Résumé: Un ex-commandant SS, Konrad Von Starker, qui est parvenu à échapper à la justice à la fin de la guerre retourne dans un des camps dans lequel il a commis crimes et autres atrocités. Il y retrouve une de ses anciennes prisonnières juives, Lisa. Tous deux vont revivre par flashes-back ce qu'ils y ont vécu et faire renaitre la relation amoureuse trouble qui les unissait...
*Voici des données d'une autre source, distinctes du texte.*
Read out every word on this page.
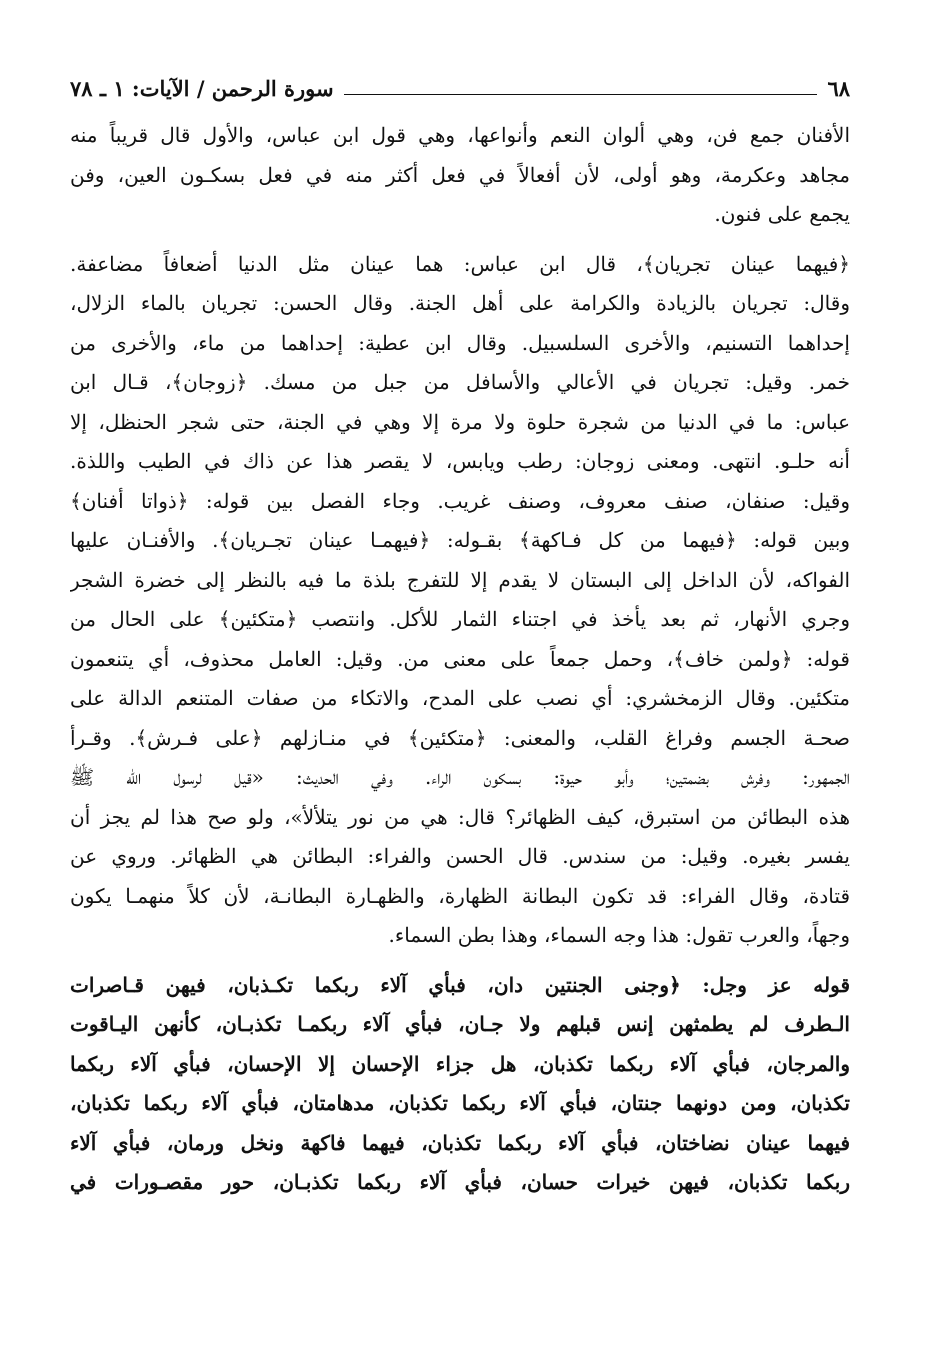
٦٨
سورة الرحمن / الآيات: ١ ـ ٧٨
الأفنان جمع فن، وهي ألوان النعم وأنواعها، وهي قول ابن عباس، والأول قال قريباً منه
مجاهد وعكرمة، وهو أولى، لأن أفعالاً في فعل أكثر منه في فعل بسكـون العين، وفن
يجمع على فنون.
﴿فيهما عينان تجريان﴾، قال ابن عباس: هما عينان مثل الدنيا أضعافاً مضاعفة.
وقال: تجريان بالزيادة والكرامة على أهل الجنة. وقال الحسن: تجريان بالماء الزلال،
إحداهما التسنيم، والأخرى السلسبيل. وقال ابن عطية: إحداهما من ماء، والأخرى من
خمر. وقيل: تجريان في الأعالي والأسافل من جبل من مسك. ﴿زوجان﴾، قـال ابن
عباس: ما في الدنيا من شجرة حلوة ولا مرة إلا وهي في الجنة، حتى شجر الحنظل، إلا
أنه حلـو. انتهى. ومعنى زوجان: رطب ويابس، لا يقصر هذا عن ذاك في الطيب واللذة.
وقيل: صنفان، صنف معروف، وصنف غريب. وجاء الفصل بين قوله: ﴿ذواتا أفنان﴾
وبين قوله: ﴿فيهما من كل فـاكهة﴾ بقـوله: ﴿فيهمـا عينان تجـريان﴾. والأفنـان عليها
الفواكه، لأن الداخل إلى البستان لا يقدم إلا للتفرج بلذة ما فيه بالنظر إلى خضرة الشجر
وجري الأنهار، ثم بعد يأخذ في اجتناء الثمار للأكل. وانتصب ﴿متكئين﴾ على الحال من
قوله: ﴿ولمن خاف﴾، وحمل جمعاً على معنى من. وقيل: العامل محذوف، أي يتنعمون
متكئين. وقال الزمخشري: أي نصب على المدح، والاتكاء من صفات المتنعم الدالة على
صحـة الجسم وفراغ القلب، والمعنى: ﴿متكئين﴾ في منـازلهم ﴿على فـرش﴾. وقـرأ
الجمهور: وفرش بضمتين؛ وأبو حيوة: بسكون الراء. وفي الحديث: «قيل لرسول الله ﷺ
هذه البطائن من استبرق، كيف الظهائر؟ قال: هي من نور يتلألأ»، ولو صح هذا لم يجز أن
يفسر بغيره. وقيل: من سندس. قال الحسن والفراء: البطائن هي الظهائر. وروي عن
قتادة، وقال الفراء: قد تكون البطانة الظهارة، والظهـارة البطانـة، لأن كلاً منهمـا يكون
وجهاً، والعرب تقول: هذا وجه السماء، وهذا بطن السماء.
قوله عز وجل: ﴿وجنى الجنتين دان، فبأي آلاء ربكما تكـذبان، فيهن قـاصرات
الـطرف لم يطمثهن إنس قبلهم ولا جـان، فبأي آلاء ربكمـا تكذبـان، كأنهن اليـاقوت
والمرجان، فبأي آلاء ربكما تكذبان، هل جزاء الإحسان إلا الإحسان، فبأي آلاء ربكما
تكذبان، ومن دونهما جنتان، فبأي آلاء ربكما تكذبان، مدهامتان، فبأي آلاء ربكما تكذبان،
فيهما عينان نضاختان، فبأي آلاء ربكما تكذبان، فيهما فاكهة ونخل ورمان، فبأي آلاء
ربكما تكذبان، فيهن خيرات حسان، فبأي آلاء ربكما تكذبـان، حور مقصـورات في
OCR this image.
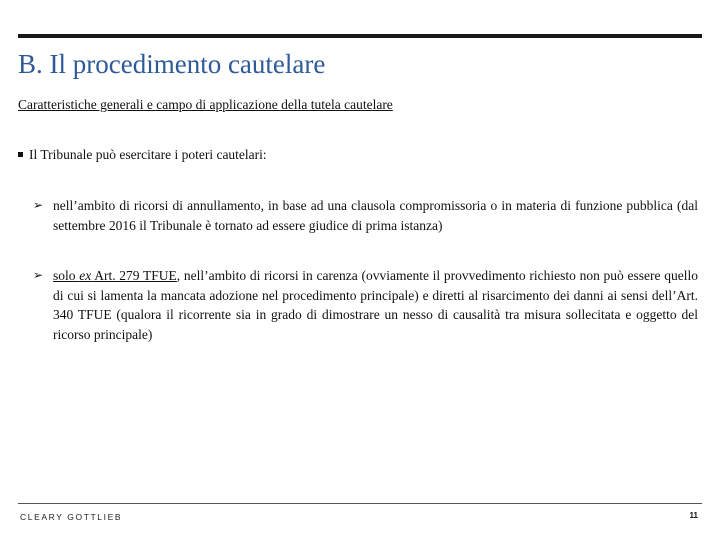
B. Il procedimento cautelare
Caratteristiche generali e campo di applicazione della tutela cautelare
Il Tribunale può esercitare i poteri cautelari:
➢ nell’ambito di ricorsi di annullamento, in base ad una clausola compromissoria o in materia di funzione pubblica (dal settembre 2016 il Tribunale è tornato ad essere giudice di prima istanza)
➢ solo ex Art. 279 TFUE, nell’ambito di ricorsi in carenza (ovviamente il provvedimento richiesto non può essere quello di cui si lamenta la mancata adozione nel procedimento principale) e diretti al risarcimento dei danni ai sensi dell’Art. 340 TFUE (qualora il ricorrente sia in grado di dimostrare un nesso di causalità tra misura sollecitata e oggetto del ricorso principale)
CLEARY GOTTLIEB	11
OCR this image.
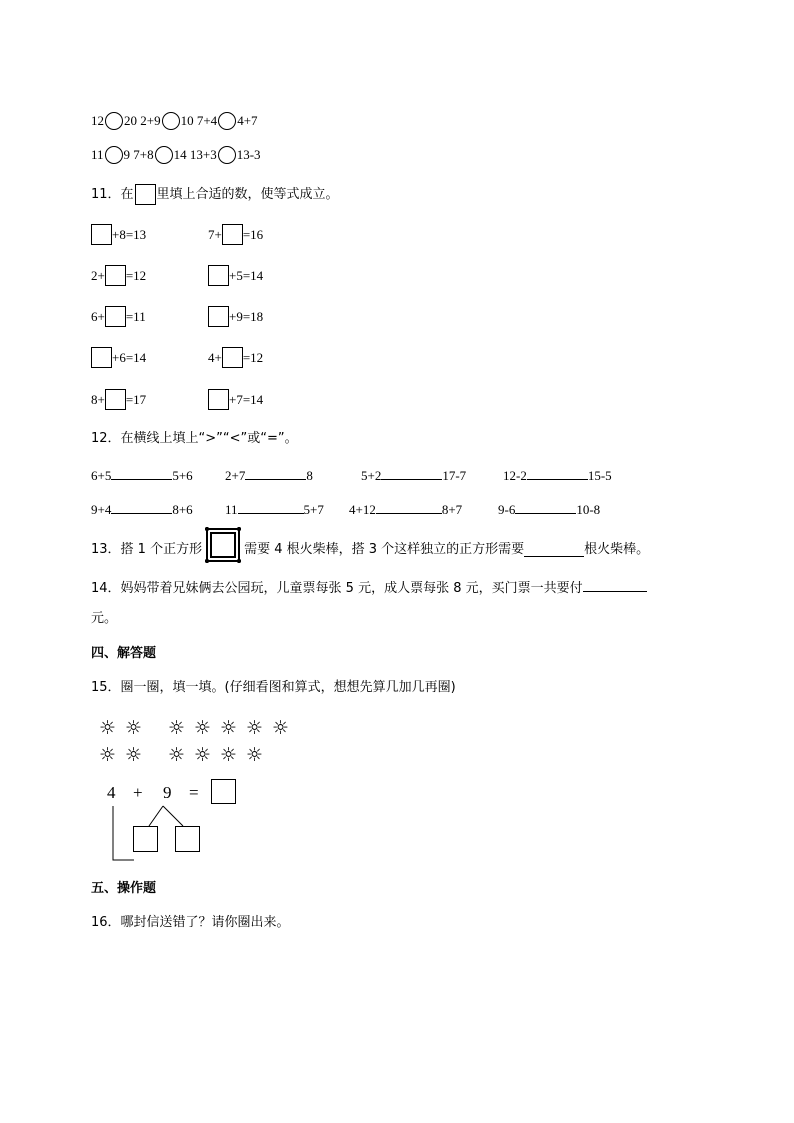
12 20
2+9 10
7+4 4+7
11 9
7+8 14
13+3 13-3
11．在 里填上合适的数，使等式成立。
+8=13	7+ =16
2+ =12	+5=14
6+ =11	+9=18
+6=14	4+ =12
8+ =17	+7=14
12．在横线上填上“>”“<”或“=”。
6+5	5+6 2+7	8	5+2	17-7	12-2	15-5
9+4	8+6 11	5+7 4+12	8+7	9-6	10-8
13．搭 1 个正方形	需要 4 根火柴棒，搭 3 个这样独立的正方形需要	根火柴棒。
14．妈妈带着兄妹俩去公园玩，儿童票每张 5 元，成人票每张 8 元，买门票一共要付
元。
四、解答题
15．圈一圈，填一填。(仔细看图和算式，想想先算几加几再圈)
☼ ☼
☼ ☼
☼ ☼ ☼ ☼ ☼
☼ ☼ ☼ ☼
4 + 9 =
五、操作题
16．哪封信送错了？请你圈出来。
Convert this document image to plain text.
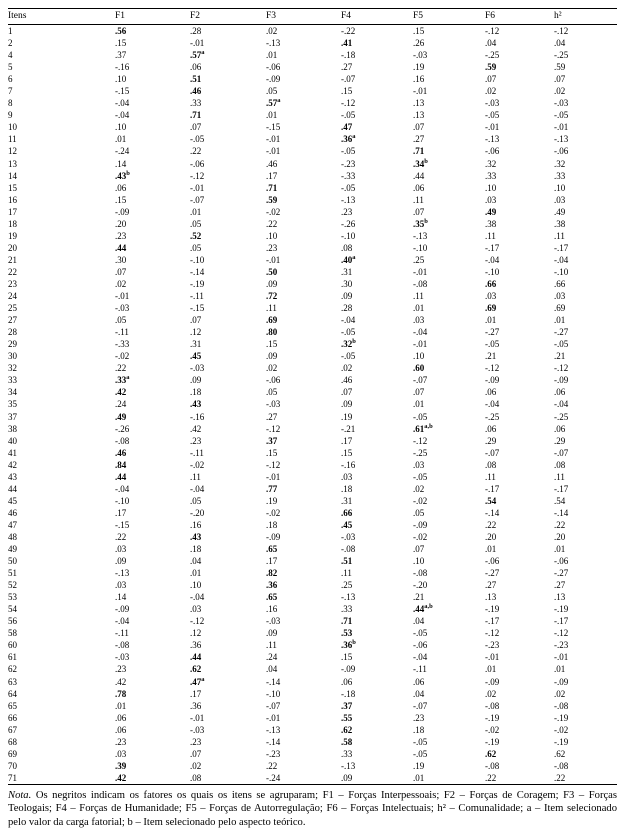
Itens	F1	F2	F3	F4	F5	F6	h²
1	.56	.28	.02	-.22	.15	-.12	-.12
2	.15	-.01	-.13	.41	.26	.04	.04
4	.37	.57$^a$	.01	-.18	-.03	-.25	-.25
5	-.16	.06	-.06	.27	.19	.59	.59
6	.10	.51	-.09	-.07	.16	.07	.07
7	-.15	.46	.05	.15	-.01	.02	.02
8	-.04	.33	.57$^a$	-.12	.13	-.03	-.03
9	-.04	.71	.01	-.05	.13	-.05	-.05
10	.10	.07	-.15	.47	.07	-.01	-.01
11	.01	-.05	-.01	.36$^a$	.27	-.13	-.13
12	-.24	.22	-.01	-.05	.71	-.06	-.06
13	.14	-.06	.46	-.23	.34$^b$	.32	.32
14	.43$^b$	-.12	.17	-.33	.44	.33	.33
15	.06	-.01	.71	-.05	.06	.10	.10
16	.15	-.07	.59	-.13	.11	.03	.03
17	-.09	.01	-.02	.23	.07	.49	.49
18	.20	.05	.22	-.26	.35$^b$	.38	.38
19	.23	.52	.10	-.10	-.13	.11	.11
20	.44	.05	.23	.08	-.10	-.17	-.17
21	.30	-.10	-.01	.40$^a$	.25	-.04	-.04
22	.07	-.14	.50	.31	-.01	-.10	-.10
23	.02	-.19	.09	.30	-.08	.66	.66
24	-.01	-.11	.72	.09	.11	.03	.03
25	-.03	-.15	.11	.28	.01	.69	.69
27	.05	.07	.69	-.04	.03	.01	.01
28	-.11	.12	.80	-.05	-.04	-.27	-.27
29	-.33	.31	.15	.32$^b$	-.01	-.05	-.05
30	-.02	.45	.09	-.05	.10	.21	.21
32	.22	-.03	.02	.02	.60	-.12	-.12
33	.33$^a$	.09	-.06	.46	-.07	-.09	-.09
34	.42	.18	.05	.07	.07	.06	.06
35	.24	.43	-.03	.09	.01	-.04	-.04
37	.49	-.16	.27	.19	-.05	-.25	-.25
38	-.26	.42	-.12	-.21	.61$^{a,b}$	.06	.06
40	-.08	.23	.37	.17	-.12	.29	.29
41	.46	-.11	.15	.15	-.25	-.07	-.07
42	.84	-.02	-.12	-.16	.03	.08	.08
43	.44	.11	-.01	.03	-.05	.11	.11
44	-.04	-.04	.77	.18	.02	-.17	-.17
45	-.10	.05	.19	.31	-.02	.54	.54
46	.17	-.20	-.02	.66	.05	-.14	-.14
47	-.15	.16	.18	.45	-.09	.22	.22
48	.22	.43	-.09	-.03	-.02	.20	.20
49	.03	.18	.65	-.08	.07	.01	.01
50	.09	.04	.17	.51	.10	-.06	-.06
51	-.13	.01	.82	.11	-.08	-.27	-.27
52	.03	.10	.36	.25	-.20	.27	.27
53	.14	-.04	.65	-.13	.21	.13	.13
54	-.09	.03	.16	.33	.44$^{a,b}$	-.19	-.19
56	-.04	-.12	-.03	.71	.04	-.17	-.17
58	-.11	.12	.09	.53	-.05	-.12	-.12
60	-.08	.36	.11	.36$^b$	-.06	-.23	-.23
61	-.03	.44	.24	.15	-.04	-.01	-.01
62	.23	.62	.04	-.09	-.11	.01	.01
63	.42	.47$^a$	-.14	.06	.06	-.09	-.09
64	.78	.17	-.10	-.18	.04	.02	.02
65	.01	.36	-.07	.37	-.07	-.08	-.08
66	.06	-.01	-.01	.55	.23	-.19	-.19
67	.06	-.03	-.13	.62	.18	-.02	-.02
68	.23	.23	-.14	.58	-.05	-.19	-.19
69	.03	.07	-.23	.33	-.05	.62	.62
70	.39	.02	.22	-.13	.19	-.08	-.08
71	.42	.08	-.24	.09	.01	.22	.22

Nota. Os negritos indicam os fatores os quais os itens se agruparam; F1 – Forças Interpessoais; F2 – Forças de Coragem; F3 – Forças Teologais; F4 – Forças de Humanidade; F5 – Forças de Autorregulação; F6 – Forças Intelectuais; h² – Comunalidade; a – Item selecionado pelo valor da carga fatorial; b – Item selecionado pelo aspecto teórico.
Dans ce vaste filon du nazisploitation ou eros svatiska, une des sous branches les plus controversées du cinéma d'exploitation, Bourreaux SS / Les orgies du 3ème reich, réalisé en 1976 par Cesare Canevari l'auteur de l'érotico- psychédélique La princesse nue, fait sans nul doute partie des films les plus intéressants du genre non pas pour ses séquences une fois encore particulièrement dérangeantes mais pour son propos plutôt original.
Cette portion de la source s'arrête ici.